Heroku Config Secret Key Base Error

Question

Just pushed my first app to Heroku using Git and straight away got an Interanl Server Error.

You must set config.secret_key_base in your app\'s config.

Answer 1

Set it as a Heroku environment variable, & provide a fallback for development

Remove the hardcoded secret, check the secret initialiser into version control, set an environment variable on Heroku, and provide a fallback for development and stage.

1. Remove the hardcoded secret, and optionally provide a fallback:

Edit your config/initializers/secure_random.rb to remove the hardcoded secret for production. Optionally include a fallback for non-production environments if you'd rather not change the way you start your server.
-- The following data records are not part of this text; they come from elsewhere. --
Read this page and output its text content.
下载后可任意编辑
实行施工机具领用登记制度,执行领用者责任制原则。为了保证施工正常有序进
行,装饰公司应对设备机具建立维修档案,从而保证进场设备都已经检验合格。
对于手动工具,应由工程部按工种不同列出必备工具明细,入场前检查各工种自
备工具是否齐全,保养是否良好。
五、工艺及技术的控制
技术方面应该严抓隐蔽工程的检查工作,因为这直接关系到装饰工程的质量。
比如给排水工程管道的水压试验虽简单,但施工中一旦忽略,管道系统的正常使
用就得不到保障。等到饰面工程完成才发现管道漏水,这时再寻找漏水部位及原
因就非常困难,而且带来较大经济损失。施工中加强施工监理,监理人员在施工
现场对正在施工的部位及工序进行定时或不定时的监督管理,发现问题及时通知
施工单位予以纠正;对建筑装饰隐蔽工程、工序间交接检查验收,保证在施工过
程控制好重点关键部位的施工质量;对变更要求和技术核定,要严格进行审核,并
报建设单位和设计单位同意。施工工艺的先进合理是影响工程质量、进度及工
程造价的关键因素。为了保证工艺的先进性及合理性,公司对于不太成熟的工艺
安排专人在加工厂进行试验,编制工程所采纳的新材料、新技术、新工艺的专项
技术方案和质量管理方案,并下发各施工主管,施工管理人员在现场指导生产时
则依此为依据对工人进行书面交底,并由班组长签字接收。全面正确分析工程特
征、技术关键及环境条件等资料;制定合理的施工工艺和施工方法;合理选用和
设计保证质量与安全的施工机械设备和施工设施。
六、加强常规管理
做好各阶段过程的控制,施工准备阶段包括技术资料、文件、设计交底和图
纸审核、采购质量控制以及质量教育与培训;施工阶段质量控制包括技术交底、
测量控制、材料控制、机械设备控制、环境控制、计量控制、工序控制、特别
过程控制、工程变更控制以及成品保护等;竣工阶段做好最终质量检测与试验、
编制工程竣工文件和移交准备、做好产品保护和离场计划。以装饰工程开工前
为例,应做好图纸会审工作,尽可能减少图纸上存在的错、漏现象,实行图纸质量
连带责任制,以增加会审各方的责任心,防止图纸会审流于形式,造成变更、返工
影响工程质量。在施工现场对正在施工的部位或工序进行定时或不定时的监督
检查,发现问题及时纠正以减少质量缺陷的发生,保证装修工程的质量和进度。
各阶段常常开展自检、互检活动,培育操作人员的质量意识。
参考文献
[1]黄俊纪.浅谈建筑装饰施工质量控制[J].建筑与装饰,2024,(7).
secret = Rails.env.production? ? ENV['SECRET_TOKEN'] : "top_secret_token"
YourApp::Application.config.secret_key_base = secret

2. Check config/initializers/secure_random.rb into git

Edit .gitignore and remove the line:

config/initializers/secret_token.rb

Now commit the file.

3. Set the secret key for Heroku

Run:

rake secret

to generate a random alphanumeric string. I like to make doubly sure by mixing the key up a little by hand as well, just in case a future weakness is discovered in the key generation algorithm, as happened for Debian not so long ago. Probably this is unnecessary.

Next run:

heroku config:set SECRET_TOKEN=paste_random_string_here

to set the secret as a Heroku environment variable. Deploy to Heroku and you're done.